- Born: August 8, 1861 Morristown, New Jersey, U.S.
- Died: May 20, 1910 (aged 48) Sansay House, Morristown, New Jersey, U.S.
- Resting place: Holy Rood Cemetery
- Occupations: Banker, stock broker
- Parent(s): Joseph Warren Revere Rosanna Duncan Lamb Revere
- Relatives: Paul Revere (great grandfather); Paul Revere (brother);

= Augustus Lefebvre Revere =

American financier

Augustus Lefebvre Revere (August 8, 1861 – May 20, 1910) was an American financier, banker, stock broker, and civic leader from Morristown, New Jersey. He was a member of the Morristown Club, the Morristown Golf Club, the Morristown Field Club, and the Washington Association of New Jersey, the Society of Colonial Wars, and the Memorial Day Association.

He was the son of Joseph Warren Revere, and the great-grandson and "last [surviving] direct descendant" of Revolutionary War figure Paul Revere.

== Personal life ==
Augustus Lefebvre Revere was born on August 8, 1861 (some sources say 1858) in Morristown, New Jersey. His parents were Rosanna Duncan Lamb Revere and General Joseph Warren Revere.

Revere never married.

== Career and civic engagement ==
Circa 1911, he was the local manager of New York stock and bond brokers Taylor, Auchincloss & Joost, presumably in Paterson, New Jersey.

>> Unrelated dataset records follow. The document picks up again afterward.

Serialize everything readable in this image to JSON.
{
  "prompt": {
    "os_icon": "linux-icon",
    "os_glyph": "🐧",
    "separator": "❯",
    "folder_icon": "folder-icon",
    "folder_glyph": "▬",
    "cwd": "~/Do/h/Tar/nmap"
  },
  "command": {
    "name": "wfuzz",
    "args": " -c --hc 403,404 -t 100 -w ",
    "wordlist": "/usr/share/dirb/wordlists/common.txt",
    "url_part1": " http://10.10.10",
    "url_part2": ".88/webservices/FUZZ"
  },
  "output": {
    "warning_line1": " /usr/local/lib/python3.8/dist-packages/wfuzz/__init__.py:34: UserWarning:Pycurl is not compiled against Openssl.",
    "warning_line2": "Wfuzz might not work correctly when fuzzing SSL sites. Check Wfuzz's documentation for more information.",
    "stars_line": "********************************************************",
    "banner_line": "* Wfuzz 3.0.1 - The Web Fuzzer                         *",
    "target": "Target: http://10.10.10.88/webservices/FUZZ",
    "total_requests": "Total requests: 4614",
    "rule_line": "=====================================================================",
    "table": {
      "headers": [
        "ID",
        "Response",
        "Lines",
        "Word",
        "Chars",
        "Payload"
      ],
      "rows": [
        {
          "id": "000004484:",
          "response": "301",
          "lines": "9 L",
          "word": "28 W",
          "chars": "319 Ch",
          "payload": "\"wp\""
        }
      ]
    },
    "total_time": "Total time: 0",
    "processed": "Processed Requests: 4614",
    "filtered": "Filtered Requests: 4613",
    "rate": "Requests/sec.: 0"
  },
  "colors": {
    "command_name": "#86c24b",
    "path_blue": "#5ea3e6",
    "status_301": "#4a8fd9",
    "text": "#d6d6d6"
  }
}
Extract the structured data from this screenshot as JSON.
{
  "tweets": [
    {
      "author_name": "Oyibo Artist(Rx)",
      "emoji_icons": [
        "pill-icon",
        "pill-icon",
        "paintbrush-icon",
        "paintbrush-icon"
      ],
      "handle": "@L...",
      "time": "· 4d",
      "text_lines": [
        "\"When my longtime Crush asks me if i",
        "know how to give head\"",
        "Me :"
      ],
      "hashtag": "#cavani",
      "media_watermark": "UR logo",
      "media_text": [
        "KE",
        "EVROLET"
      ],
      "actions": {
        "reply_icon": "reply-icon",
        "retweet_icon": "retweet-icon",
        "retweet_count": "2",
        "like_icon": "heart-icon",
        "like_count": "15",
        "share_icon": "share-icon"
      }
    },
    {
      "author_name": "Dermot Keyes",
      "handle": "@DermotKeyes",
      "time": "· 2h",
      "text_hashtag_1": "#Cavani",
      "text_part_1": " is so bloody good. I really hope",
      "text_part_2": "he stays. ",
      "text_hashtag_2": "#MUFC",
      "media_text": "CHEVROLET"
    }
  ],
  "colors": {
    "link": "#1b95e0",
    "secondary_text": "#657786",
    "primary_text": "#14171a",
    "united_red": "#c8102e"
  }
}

In 1891, Augustus Revere and his brother Paul Revere joined the Washington Association of New Jersey. Circa 1897, they were non-resident members of the New York Reform Club.

In 1899, he was a director of the Morristown Trust Co.

Circa 1901, art collector and publisher William Loring Andrews sent a copy of his book Paul Revere and His Engraving to A. L. Revere. He thanked Revere for his kind letter and described how he enjoyed compiling his great-grandfather's artwork.

In 1907, he was elected as Alderman, presumably of Morristown.

== Death and legacy ==
On May 20, 1910, he died of tuberculosis at his home, the historic Sansay House in Morristown. He was serving his second term as Morristown Alderman when he died, as well as being a vestryman at the Church of the Redeemer.

=== Will ===
Upon his 1910 death, Revere gave away $150,000 of his wealth (equivalent to $ million in ). He named the Morristown Trust Co. (where he was a director circa 1899) as the will's executor, probated by surrogate David Young.

He left $25,000 to Morristown's Episcopal Church of the Redeemer as an endowment fund as well as an additional $25,000 for the erection of a new building. He gave the Morristown Trust Company where he worked $20,000, "the income of which is to be paid to...Marie Amelia Revere, of Canton, Mass.," and "at her death $20,000...to be given to the Harvard University." The Harvard University grant was "to be known as the Revere Family Memorial Fund, and the income to be used for the purchase of books and plaster casts or other art objects for the use of the School of Architecture or for the assistance of needy students of the school." Harvard received the money in 1913.

He gave the Morristown Church of the Assumption $500 to continue building a wall around its cemetery "from its present terminus to the main gate on Whippany road."

Revere granted all of the Sansay House's furniture and "bric-à-brac" to his surviving mother, Rosanna Duncan Lamb Revere. He also left $1,000 to be divided among his servants.

He gave the All Souls' Hospital in Morristown $10,000 as the Paul Revere Memorial Fund, to be used for the erection of a new building. The hospital's president was his late brother, Paul Revere. He donated $2,500 each to two charities: the Market Street Mission of Morristown and the Society for Providing Medical Attendance to the Worthy Poor of the Township of Morris.

He gave the Morristown Trust Co. $6,000 to erect a granite and bronze flagpole base in the Morristown Green inscribed "Erected in memory of General Joseph Warren Revere," his father. He also gave $1,000 for an oil portrait of his father to be placed in the New Jersey State House at Trenton.

=== Later legacy ===
In the winter of 1996, Fosterfields Living Historical Farm hosted an interpretive exhibit wherein museum guests were given the roles of Caroline Foster's friends and other local millionaires while touring the Reveres' Willows mansion. One of these historical figures was Augustus Revere.